Halfway to You(35)



“Are you all right?” Ann is watching her, her brows drawn together ever so slightly, as if she’s trying to read Maggie’s mind without Maggie knowing.

Maggie sets the letter on the counter. Nods.

When she was a sophomore in high school, Maggie attended her first unchaperoned party. Samantha Liu’s mom had been working late and unaware of her popular daughter’s habit of stealing cheap rum. When Maggie arrived with three of her Lit Club friends—all wearing their tightest pairs of skinny jeans—red Solo cups crowded every counter, side table, and shelf. Her classmates were smoking and laughing and making out in dark corners, and Maggie felt both thrilled and out of her depth.

Lit Club had just read Chasing Shadows for the first time, and Maggie wanted to be worldly like its main character, Jane. Jane smoked, drank, and had sex. And despite Jane feeling the same angst and melancholy that Maggie knew so well (for Maggie, a mere symptom of puberty), Jane was confident, and empowered, and bold. Maggie wanted to be just like Jane, so she picked up her first-ever Solo cup and choked through her first-ever cigarette, and two hours later, Maggie’s head was spinning, and she burst out the front door to puke on the Liu residence’s porch.

Her friend who’d driven her there was nowhere to be found. Maggie couldn’t call her parents, for fear of their disappointment and wrath, and so Maggie called the only other person she could trust: Keith.

He picked her up fifteen minutes later, and she rode with her head between her knees all the way to his house. He parked in the driveway and shut off the car, their porch light shining through the windshield like a policeman’s flashlight. Guilt burned across her face, but when Keith spoke, his tone was gentle.

“Adolescence is hard,” he said. “You want to be independent, cool, and accepted by your peers. It’s a rite of passage, I think, to try so hard to control what people think of us, all so we can learn who we really are.” Keith held Maggie’s bleary eyes, his gaze steadfast, anchoring her. “Did you feel like you tonight, Maggie?”

She shook her head, stirring up the spins and nausea still swirling through her system.

“Then this is a good lesson, don’t you think?”

She became tearful, though she was not exactly sure why.

Keith drew her into a hug and kissed her hair. “Do you want to know a secret?” he whispered. “Chasing Shadows took a lot of editing. A lot.” He pulled back but gripped her shoulders to stabilize her, ensure her attention. “We’re all works in progress. Even Jane. Even Ann Fawkes. Even me. The important thing to remember is to learn from every experience.”

Maggie stayed in Iris’s old room that night and woke up the next morning thinking about Chasing Shadows and the betrayal Ann had captured on the page. It was the same sort of betrayal Maggie felt, a deep, bladelike cut slashing her heart each and every time she wondered where she came from: adoption, or infidelity, or a sperm donor, or one of those stories on the news, of a baby left in a dumpster or at a firehouse. Despite Keith’s words being comforting, that night sharpened a pain in Maggie that she thought she had managed to dull.

A couple of years later, it was that same pain that made Maggie want to try a journalism course at the community college, and it’s that same pain that slices through her now, sitting in Ann’s kitchen.

“Are you sure you’re all right?” Ann asks.

Maggie blinks from the letters to Ann’s face. It’s strange to think that this woman—whom Maggie has known for less than a week—possesses the same grief and enduring fondness for her uncle as she does. That both of them have their own collection of touching, embarrassing, and happy memories.

“I’m just surprised by Keith’s impeccable penmanship,” Maggie quips. “You’re the writer, isn’t yours supposed to be the neater script?”

At Maggie’s joke, Ann’s face transforms, brightening. “You forget that, despite being a golden retriever in a man’s body, Keith had his shit together—far more than I did.” She taps on a letter. “I always loved his handwriting—it was so methodical. It made me feel like he cared.”
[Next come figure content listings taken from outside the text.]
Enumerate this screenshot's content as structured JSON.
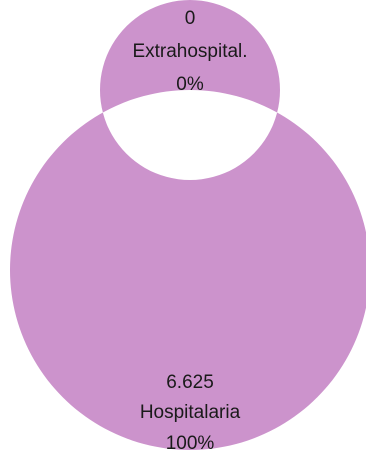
{
  "chart_data": {
    "type": "pie",
    "variant": "donut",
    "slices": [
      {
        "category": "Extrahospital.",
        "value": 0,
        "value_label": "0",
        "percent_label": "0%",
        "color": "#ffffff"
      },
      {
        "category": "Hospitalaria",
        "value": 6625,
        "value_label": "6.625",
        "percent_label": "100%",
        "color": "#cc93cc"
      }
    ],
    "legend": "none",
    "data_labels": "value, category, percent"
  }
}
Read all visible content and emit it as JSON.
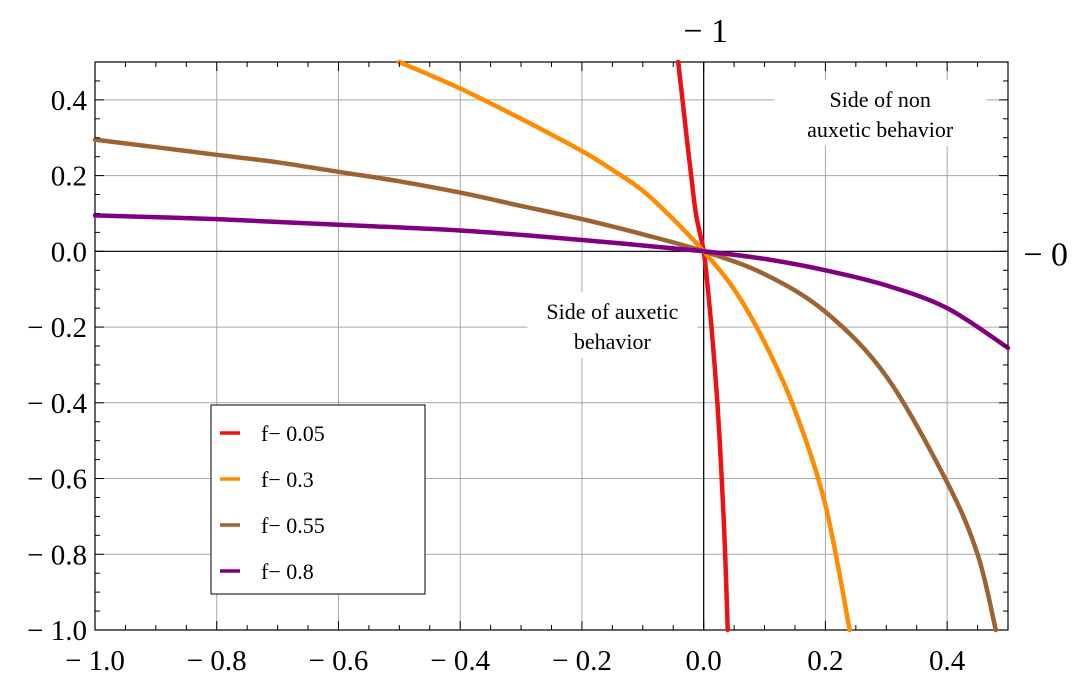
{
  "chart_data": {
    "type": "line",
    "xlim": [
      -1.0,
      0.5
    ],
    "ylim": [
      -1.0,
      0.5
    ],
    "x_ticks": [
      {
        "value": -1.0,
        "label": "− 1.0"
      },
      {
        "value": -0.8,
        "label": "− 0.8"
      },
      {
        "value": -0.6,
        "label": "− 0.6"
      },
      {
        "value": -0.4,
        "label": "− 0.4"
      },
      {
        "value": -0.2,
        "label": "− 0.2"
      },
      {
        "value": 0.0,
        "label": "0.0"
      },
      {
        "value": 0.2,
        "label": "0.2"
      },
      {
        "value": 0.4,
        "label": "0.4"
      }
    ],
    "y_ticks": [
      {
        "value": 0.4,
        "label": "0.4"
      },
      {
        "value": 0.2,
        "label": "0.2"
      },
      {
        "value": 0.0,
        "label": "0.0"
      },
      {
        "value": -0.2,
        "label": "− 0.2"
      },
      {
        "value": -0.4,
        "label": "− 0.4"
      },
      {
        "value": -0.6,
        "label": "− 0.6"
      },
      {
        "value": -0.8,
        "label": "− 0.8"
      },
      {
        "value": -1.0,
        "label": "− 1.0"
      }
    ],
    "grid": true,
    "axis_label_top": "− 1",
    "axis_label_right": "− 0",
    "annotations": [
      {
        "lines": [
          "Side of non",
          "auxetic behavior"
        ],
        "x": 0.29,
        "y": 0.36
      },
      {
        "lines": [
          "Side of auxetic",
          "behavior"
        ],
        "x": -0.15,
        "y": -0.2
      }
    ],
    "legend_position": "bottom-left",
    "series": [
      {
        "name": "f− 0.05",
        "color": "#ee1111",
        "points": [
          [
            -0.0419,
            0.5
          ],
          [
            -0.0347,
            0.4
          ],
          [
            -0.0278,
            0.3
          ],
          [
            -0.0204,
            0.2
          ],
          [
            -0.0128,
            0.1
          ],
          [
            0.0,
            0.0
          ],
          [
            0.0069,
            -0.1
          ],
          [
            0.0128,
            -0.2
          ],
          [
            0.0179,
            -0.3
          ],
          [
            0.0225,
            -0.4
          ],
          [
            0.0263,
            -0.5
          ],
          [
            0.0297,
            -0.6
          ],
          [
            0.0327,
            -0.7
          ],
          [
            0.0353,
            -0.8
          ],
          [
            0.0375,
            -0.9
          ],
          [
            0.0395,
            -1.0
          ]
        ]
      },
      {
        "name": "f− 0.3",
        "color": "#ff8c00",
        "points": [
          [
            -0.5,
            0.5
          ],
          [
            -0.4,
            0.43
          ],
          [
            -0.3,
            0.35
          ],
          [
            -0.2,
            0.265
          ],
          [
            -0.15,
            0.215
          ],
          [
            -0.1,
            0.16
          ],
          [
            -0.05,
            0.085
          ],
          [
            0.0,
            0.0
          ],
          [
            0.05,
            -0.1
          ],
          [
            0.1,
            -0.24
          ],
          [
            0.15,
            -0.42
          ],
          [
            0.2,
            -0.67
          ],
          [
            0.24,
            -1.0
          ]
        ]
      },
      {
        "name": "f− 0.55",
        "color": "#9c6333",
        "points": [
          [
            -1.0,
            0.295
          ],
          [
            -0.9,
            0.275
          ],
          [
            -0.8,
            0.255
          ],
          [
            -0.7,
            0.235
          ],
          [
            -0.6,
            0.21
          ],
          [
            -0.5,
            0.185
          ],
          [
            -0.4,
            0.155
          ],
          [
            -0.3,
            0.12
          ],
          [
            -0.2,
            0.085
          ],
          [
            -0.1,
            0.045
          ],
          [
            0.0,
            0.0
          ],
          [
            0.1,
            -0.06
          ],
          [
            0.2,
            -0.16
          ],
          [
            0.3,
            -0.33
          ],
          [
            0.4,
            -0.61
          ],
          [
            0.45,
            -0.8
          ],
          [
            0.48,
            -1.0
          ]
        ]
      },
      {
        "name": "f− 0.8",
        "color": "#800080",
        "points": [
          [
            -1.0,
            0.095
          ],
          [
            -0.8,
            0.085
          ],
          [
            -0.6,
            0.07
          ],
          [
            -0.4,
            0.055
          ],
          [
            -0.2,
            0.03
          ],
          [
            0.0,
            0.0
          ],
          [
            0.1,
            -0.02
          ],
          [
            0.2,
            -0.05
          ],
          [
            0.3,
            -0.09
          ],
          [
            0.4,
            -0.15
          ],
          [
            0.5,
            -0.255
          ]
        ]
      }
    ]
  }
}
Maggie nods, remembering a similar feeling when she read the edits he made on her essays or the way he wrote such thoughtful cards on her birthday. She still has her high school graduation card from him.

Ann tilts her wrist to read her watch. It’s evening now, the outside a deep indigo, glowing slightly in the remaining twilight. “I have more letters to dig out of the attic,” she says. “Do you want to pause here?”

“Have you given more thought to recording—”

“Why don’t we discuss it in the morning?”

Rather than heading back to the B&B to fret over her last night here, Maggie drives downtown and ducks into a dim, half-full bar. She takes a seat at a two-person table in the back, nestled against a wall. A waitress comes by with a happy hour menu and a plastic cup of water; Maggie orders a beer, and her first sip fizzes in her throat all wrong.

To distract from the soldier march of stress in her head, Maggie takes another three gulps and texts Grant an update: She’s going to sleep on it.

Later, feeling a slight buzz, Maggie opens the Whitaker Family text thread on her phone. She doesn’t allow herself to think or doubt, just type.

Remember the time Keith broke his clavicle at Breckenridge? she writes.